Before I was eventually challenged by a passing Papal Legate and had to leg it I had conducted two baptisms, heard 17 confessions and done a roaring trade in Holy relics and Papal Indulgencies. I may have made some of that up but I certainly had an uncanny resemblance to a man of the cloth and there are a group of North Koreans out there who are blissfully unaware that their souls are in mortal peril.

All this would not have happened if the wife allowed mirrors in our home. I am not for one moment suggesting she is a vampire but it would be nice if I could leave home safe in the knowledge that I don`t look like an extra from Father Ted. It is worth reflecting on the subject of mirrors for a moment.

Ok, moving on. We are enjoying balmy spring weather here and the residents are out in force. Down at the playground the gangs were out last night, the Sunny Mountain Street Mother`s Mafia on one bench and the Daughters of the American Revolution on another. I sat alone on the rocking horse, gently swaying back and forth, watching. I think they have come to tolerate my presence by now. I wouldn`t go so far as to say that I have been accepted but at least they have stopped throwing things.

Anyway, out of the blue there was a kerfuffle on the Daughter`s bench. Two mothers rose and squared up to each other, Miu Miu handbags swishing menacingly. There were shouts of "fight!" (ok that was me) and "leave it, she`s not worth it" and "Won`t somebody think of the children!".
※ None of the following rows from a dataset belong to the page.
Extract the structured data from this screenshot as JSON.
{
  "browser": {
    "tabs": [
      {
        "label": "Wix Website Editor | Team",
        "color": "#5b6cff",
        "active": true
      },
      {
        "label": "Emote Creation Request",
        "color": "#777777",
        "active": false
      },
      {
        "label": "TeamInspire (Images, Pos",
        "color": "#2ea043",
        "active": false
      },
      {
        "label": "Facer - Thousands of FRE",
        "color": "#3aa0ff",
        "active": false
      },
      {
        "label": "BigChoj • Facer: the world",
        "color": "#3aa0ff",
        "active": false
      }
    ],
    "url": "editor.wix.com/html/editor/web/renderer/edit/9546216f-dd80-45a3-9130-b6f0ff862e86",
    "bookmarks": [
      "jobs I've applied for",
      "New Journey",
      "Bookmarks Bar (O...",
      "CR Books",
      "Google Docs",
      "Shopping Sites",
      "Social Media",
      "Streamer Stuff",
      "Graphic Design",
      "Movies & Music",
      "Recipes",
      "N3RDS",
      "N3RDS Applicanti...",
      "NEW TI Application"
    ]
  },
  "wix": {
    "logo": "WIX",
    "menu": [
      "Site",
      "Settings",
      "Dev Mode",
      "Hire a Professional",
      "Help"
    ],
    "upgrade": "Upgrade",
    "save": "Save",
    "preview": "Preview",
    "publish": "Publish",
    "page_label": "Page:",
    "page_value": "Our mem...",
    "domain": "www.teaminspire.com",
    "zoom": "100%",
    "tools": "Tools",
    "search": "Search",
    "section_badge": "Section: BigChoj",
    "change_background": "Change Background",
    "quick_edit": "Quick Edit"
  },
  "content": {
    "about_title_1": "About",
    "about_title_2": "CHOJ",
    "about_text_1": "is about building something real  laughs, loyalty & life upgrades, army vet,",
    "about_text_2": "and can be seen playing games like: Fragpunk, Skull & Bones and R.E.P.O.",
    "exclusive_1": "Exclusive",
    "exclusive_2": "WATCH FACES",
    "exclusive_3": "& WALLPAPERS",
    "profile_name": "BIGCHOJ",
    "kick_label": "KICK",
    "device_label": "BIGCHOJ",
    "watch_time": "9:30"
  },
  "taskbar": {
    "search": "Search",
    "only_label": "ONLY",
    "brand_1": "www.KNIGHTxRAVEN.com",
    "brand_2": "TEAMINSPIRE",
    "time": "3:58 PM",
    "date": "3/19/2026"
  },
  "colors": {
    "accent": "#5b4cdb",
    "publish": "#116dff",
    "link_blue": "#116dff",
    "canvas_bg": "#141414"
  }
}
As quickly as it had started it fizzled out. One group of Daughters headed off up the hill while the rump stayed on the bench. I strained my ears as hard as I could and picked up fragments of conversation..."bad parenting....bitch....that`s it now...why is He listening in?". At that stage I decided it was wise to make my exit.They had a nasty glint in their sunglasses. I will use all my powers to find out what happened but there is undoubtedly a split in the ranks of the Daughters. Tee hee. I have missed this over the winter.

Post Script: Snooker Report: Wednesday 24 March 2010. Big J, our very own Rab C Nesbitt, had been in the pub since last Thursday so he wasn`t at his fighting best last night. Philthy, who hails from Essex and gave up his job as an armed robber of sub Post Offices to pursue his dreams, performed like a man who had been taking secret snooker lessons. Like a Mayfly enjoying a brief flirtation with life before the inevitable oblivion, he played with aplomb. I was playing with a piano leg. It was the only cue like object left by the time I arrived, but that in no way takes anything away from the his first ever thingy.

Some independent commentators have suggested that my game was badly affected by playing against the wind, with the sun in my eyes, a septic finger and a touch of the vapours but I said no. So hats off to Philthy, well done mate. All the lads in Pentonville Maximum Security Wing must be proud.